As the acquisition pipeline grows, and more companies are contacted, companies typically find the process becoming far more than just maintaining  the list itself. For those, that use several tools, this can become unwieldy. A typical set of tools used for the acquisition pipeline might include:

  • Spreadsheets: Usually used for the acquisition pipeline itself as well as the valuations of individual companies, and other pieces of information shared.
  • CRM systems: Companies with pre-existing CRM systems may use them as part of their acquisition planning process. For several reasons, this is far from ideal but is common.
  • Project Management Tools: Trello, initially conceived for Kaizen, is often used for the companies’ acquisition pipelines.
  • Communication Tools: Communicating feedback to different team members may be left as a note within the spreadsheet, or can be relayed via email or videoconference.
  • Data Rooms: Tying all of the above together is a corporate development team data room, where everybody can access (and contribute to) the acquisition pipeline.

This is a dizzying range of tools for a process whose success is underpinned by focus. There are so many pieces of vital information that can fall between the cracks by using a suite of tools like this that maintaining an acquisition pipeline almost becomes more effort than it is worth.

H1: Benefits of Acquisition Pipeline Management Software

Despite strong evidence that it’s a losing game, we estimate that over 90% of active dealmakers are still using Excel or Google Sheets for their acquisition pipelines.
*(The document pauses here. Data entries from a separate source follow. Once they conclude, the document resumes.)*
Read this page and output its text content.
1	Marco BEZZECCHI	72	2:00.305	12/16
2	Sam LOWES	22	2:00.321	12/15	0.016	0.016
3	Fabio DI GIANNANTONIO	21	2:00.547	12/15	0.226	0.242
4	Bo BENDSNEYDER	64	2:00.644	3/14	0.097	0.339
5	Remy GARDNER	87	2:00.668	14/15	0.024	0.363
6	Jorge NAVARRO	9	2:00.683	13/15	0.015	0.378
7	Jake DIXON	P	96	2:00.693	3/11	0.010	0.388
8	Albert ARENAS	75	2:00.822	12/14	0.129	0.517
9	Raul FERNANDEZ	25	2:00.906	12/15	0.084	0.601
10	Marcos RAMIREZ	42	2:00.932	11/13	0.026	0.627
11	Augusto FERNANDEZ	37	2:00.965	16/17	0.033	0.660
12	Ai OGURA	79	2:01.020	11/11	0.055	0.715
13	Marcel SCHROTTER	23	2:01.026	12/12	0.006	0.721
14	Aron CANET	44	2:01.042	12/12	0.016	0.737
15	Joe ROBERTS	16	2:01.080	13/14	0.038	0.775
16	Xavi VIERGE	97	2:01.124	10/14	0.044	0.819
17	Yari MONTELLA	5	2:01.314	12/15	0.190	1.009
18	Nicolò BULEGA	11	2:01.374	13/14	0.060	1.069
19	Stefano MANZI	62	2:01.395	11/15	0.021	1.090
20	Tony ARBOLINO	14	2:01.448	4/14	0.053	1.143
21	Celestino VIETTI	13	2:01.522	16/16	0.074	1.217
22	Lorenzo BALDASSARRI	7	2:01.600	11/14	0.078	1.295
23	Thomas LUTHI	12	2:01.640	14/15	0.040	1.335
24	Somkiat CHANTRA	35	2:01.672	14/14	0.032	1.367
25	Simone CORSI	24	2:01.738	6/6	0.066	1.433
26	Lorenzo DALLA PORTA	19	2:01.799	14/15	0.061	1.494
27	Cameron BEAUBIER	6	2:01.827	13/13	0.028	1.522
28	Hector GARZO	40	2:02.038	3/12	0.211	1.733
This reduces an important weapon in the company’s arsenal to little more than a list. And maybe not even an effective one. If you’re paying your corporate development team to develop lists, ponder whether it’s an effective use of resources.

With an Acquisition Pipleine Management tool like DealRoom, you can capture and manage all opportunities in one place. It provides users with a collaboration tool that’s not just about storing data, but making data work for you. Each company can be linked to its relevant emails, documents, and information, giving you a visible and comprehensive framework in which to analyze the pipeline. This level of automation means you never miss a relevant opportunity again.

H1: Conclusion

A deal pipeline is an essential tool for companies which are serious about M&A. It builds on the acquisition strategy to bring focus to the process. By not using an effective acquisition pipeline management tool, there is a danger that this focus will be diminished. This is one of the key pieces of feedback provided to DealRoom by active dealmakers that led it to developing its own acquisition pipeline management tool, which you should consider making part of your own company’s corporate development team’s arsenal.